A diferencia de lo que se pretende instalar en la opinión pública del país por el cual se dice irrespon­sablemente que estamos pasando por un período de inflación descontro­lada, como si estuviéramos cayendo en un profundo abismo, no obstante, los infor­mes nacionales como internacionales dan cuenta exactamente de lo contrario.

Esto es, en Paraguay tenemos una infla­ción de un dígito que prueba la eficiencia y el sentido correcto de las atribuciones asig­nadas a la banca central en la Constitución Nacional. La economía de oferta y demanda se mueve sin interferencias e incluso, agre­gamos, sin una política cambiaria interven­cionista, tal como se puede notar en este momento con la cotización del dólar que muestra la apreciación de nuestro signo monetario, el guaraní.

En vez de proponer críticas constructivas, dada la orfandad de argumentos consis­tentes para contribuir con el país, muchos medios y políticos opositores se encar­gan a diario de propalar que la inflación está en un estadio de absoluto desenfreno y que los sectores especialmente popula­res están pasando por su peor momento. Ni tan siquiera tienen la honestidad –lo que realmente sería demasiado pedir– de hacer notar a la ciudadanía acerca de la noto­ria diferencia entre el aumento de los pre­cios y la inflación. Y no lo hacen porque les conviene elevar la injuria del despropósito comunicacional para así congraciarse con sus adeptos, utilizando la mentira repetitiva cuantas veces sea necesario según el consejo gobeliano o lo que es lo mismo, el arte de la manipulación.

Son de lo peor. En lugar de sugerencias posi­tivas donde digan, por ejemplo, que cier­tos productos suben y otros van bajando debido a que los mismos son el resultado de la oferta y la demanda y que esperan bajen todavía más y para ello se debe elevar la producción, terminan diciendo que la infla­ción está instalada en nuestro país.

En este caso, y para que no se diga que queremos volcar la balanza hacia un lado, vamos a apelar a las fuentes nacionales como el mismo Banco Central o el Minis­terio de Economía y Finanzas como tam­bién a agencias internacionales de notoria seriedad. Dejamos constancia de que las rigurosas instituciones internacionales no están dispuestas a alabar a país alguno sin antes cotejar los datos y sacar sus propias conclusiones.

Este es el caso, por ejemplo, de Bloomberg, una plataforma internacional de noticias financieras que manifiesta que nuestro país mantiene controlada la inflación, siempre tomando en cuenta que los precios en algu­nos sectores ciertamente pueden subir, pero que en otros se mantienen e incluso bajan.

Agrega la mencionada agencia que nuestro país al mantener vigente el control inflacio­nario ofrece una buena noticia a las empre­sas nacionales como extranjeras, emitiendo de ese modo una señal positiva para atraer negocios, tal como en los hechos se puede probar cuando vemos que varios negocios en otros países vienen a instalarse en nues­tro territorio.

Es de manifestarse con énfasis al respecto, que el crecimiento económico que nueva­mente se dará al corte de este fin de año, aunque los estudios son interanuales, es una consecuencia de una política monetaria ajustada al control permanente de la infla­ción.

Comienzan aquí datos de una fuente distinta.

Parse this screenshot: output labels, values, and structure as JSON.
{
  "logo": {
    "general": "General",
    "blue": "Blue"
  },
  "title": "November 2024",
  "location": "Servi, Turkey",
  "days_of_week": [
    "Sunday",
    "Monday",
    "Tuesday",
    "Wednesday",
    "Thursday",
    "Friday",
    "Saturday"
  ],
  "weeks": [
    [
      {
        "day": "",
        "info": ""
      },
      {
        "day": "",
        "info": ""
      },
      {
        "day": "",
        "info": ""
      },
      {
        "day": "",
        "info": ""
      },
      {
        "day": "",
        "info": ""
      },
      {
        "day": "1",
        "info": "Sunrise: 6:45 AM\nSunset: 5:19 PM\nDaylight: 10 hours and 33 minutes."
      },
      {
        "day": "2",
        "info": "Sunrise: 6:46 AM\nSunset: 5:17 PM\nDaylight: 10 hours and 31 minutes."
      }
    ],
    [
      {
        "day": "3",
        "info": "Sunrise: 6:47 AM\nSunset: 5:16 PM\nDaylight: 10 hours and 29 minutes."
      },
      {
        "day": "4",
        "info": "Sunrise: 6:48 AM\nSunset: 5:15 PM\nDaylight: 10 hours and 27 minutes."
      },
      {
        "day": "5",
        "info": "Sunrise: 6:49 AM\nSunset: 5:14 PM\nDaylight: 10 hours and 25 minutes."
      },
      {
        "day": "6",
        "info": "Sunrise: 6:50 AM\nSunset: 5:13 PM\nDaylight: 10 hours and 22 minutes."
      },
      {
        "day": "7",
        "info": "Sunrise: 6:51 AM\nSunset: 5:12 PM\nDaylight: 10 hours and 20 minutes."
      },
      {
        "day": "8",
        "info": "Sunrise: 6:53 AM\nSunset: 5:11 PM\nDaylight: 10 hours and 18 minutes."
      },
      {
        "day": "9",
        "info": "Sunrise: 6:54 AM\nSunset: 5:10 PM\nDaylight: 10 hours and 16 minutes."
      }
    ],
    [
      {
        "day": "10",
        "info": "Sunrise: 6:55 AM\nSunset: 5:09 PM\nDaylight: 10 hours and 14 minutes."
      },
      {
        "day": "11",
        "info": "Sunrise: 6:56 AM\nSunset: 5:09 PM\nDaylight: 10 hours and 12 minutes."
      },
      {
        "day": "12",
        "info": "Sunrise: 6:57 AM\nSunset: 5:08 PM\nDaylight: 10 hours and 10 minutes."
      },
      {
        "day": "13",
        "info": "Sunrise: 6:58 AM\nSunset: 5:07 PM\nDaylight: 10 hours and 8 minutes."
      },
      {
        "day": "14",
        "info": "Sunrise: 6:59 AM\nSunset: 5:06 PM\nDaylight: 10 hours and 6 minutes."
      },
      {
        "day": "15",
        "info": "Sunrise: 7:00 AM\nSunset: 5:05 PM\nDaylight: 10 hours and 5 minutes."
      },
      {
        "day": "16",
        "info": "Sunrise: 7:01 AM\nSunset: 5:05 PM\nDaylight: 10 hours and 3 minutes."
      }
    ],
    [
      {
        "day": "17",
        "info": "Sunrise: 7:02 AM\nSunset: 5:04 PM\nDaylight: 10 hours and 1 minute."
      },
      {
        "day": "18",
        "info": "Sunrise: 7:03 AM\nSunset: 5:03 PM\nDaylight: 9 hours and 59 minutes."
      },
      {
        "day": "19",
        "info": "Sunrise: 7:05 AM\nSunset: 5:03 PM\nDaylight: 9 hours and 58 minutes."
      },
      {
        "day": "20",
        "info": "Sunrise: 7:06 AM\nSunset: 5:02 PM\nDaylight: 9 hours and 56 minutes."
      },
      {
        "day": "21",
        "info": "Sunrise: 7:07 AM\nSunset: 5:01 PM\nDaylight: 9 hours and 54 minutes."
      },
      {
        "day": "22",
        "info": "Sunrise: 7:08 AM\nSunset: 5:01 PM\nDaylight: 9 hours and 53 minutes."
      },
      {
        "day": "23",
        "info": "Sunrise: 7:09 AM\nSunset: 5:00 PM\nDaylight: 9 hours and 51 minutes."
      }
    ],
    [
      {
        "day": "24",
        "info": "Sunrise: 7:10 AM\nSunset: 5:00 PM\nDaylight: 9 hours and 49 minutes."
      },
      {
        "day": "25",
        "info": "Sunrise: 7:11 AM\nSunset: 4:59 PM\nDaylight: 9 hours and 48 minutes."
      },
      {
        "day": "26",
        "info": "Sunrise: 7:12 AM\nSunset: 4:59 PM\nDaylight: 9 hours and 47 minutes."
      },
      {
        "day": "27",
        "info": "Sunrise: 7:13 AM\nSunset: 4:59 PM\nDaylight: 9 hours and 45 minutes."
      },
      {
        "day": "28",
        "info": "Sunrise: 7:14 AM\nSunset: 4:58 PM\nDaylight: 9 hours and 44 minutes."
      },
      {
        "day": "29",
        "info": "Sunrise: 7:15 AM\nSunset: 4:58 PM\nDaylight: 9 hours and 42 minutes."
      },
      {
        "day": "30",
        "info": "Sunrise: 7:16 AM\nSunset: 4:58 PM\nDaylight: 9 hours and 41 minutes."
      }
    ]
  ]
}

Esto quiere decir que resultaría impo­sible que el producto interno bruto (PIB) siga en aumento teniendo una inflación descon­trolada, tal como algunos afirman y que así se prueba la incoherencia de sus dichos.

Lo mismo podemos decir acerca del riesgo país. El mismo se sigue manteniendo entre los más bajos de la región lo que propicia un incentivo para la inversión. Y esto no lo deci­mos nosotros, lo dice el EMBI (Emerging Markets Bonds Index) o Indicador de Bonos de Mercados Emergentes, principal indica­dor del riesgo país de la JP Morgan Chase.

Ninguno de los emprendimientos, llámese en el sector inmobiliario, de servicios y agro­pecuario en general, como los que estamos viendo en el presente se estaría llevando a cabo si fuera cierta aquella prédica de ciertos medios y políticos opositores que prefieren exponer al país frente a los ojos del mundo como si estuviéramos ante un escenario dantesco, donde ni siquiera habría que venir como turista y menos a invertir.

Las referencias serias, como las citadas, son importantes. Hay que tomar en cuenta las vicisitudes propias de un escenario global de alta competencia entre las naciones que requiere del esfuerzo conjunto y colabo­rativo entre el sector público y privado, tal como se viene logrando con nuestros pro­ductos que llegan, como nunca antes, a leja­nos mercados internacionales.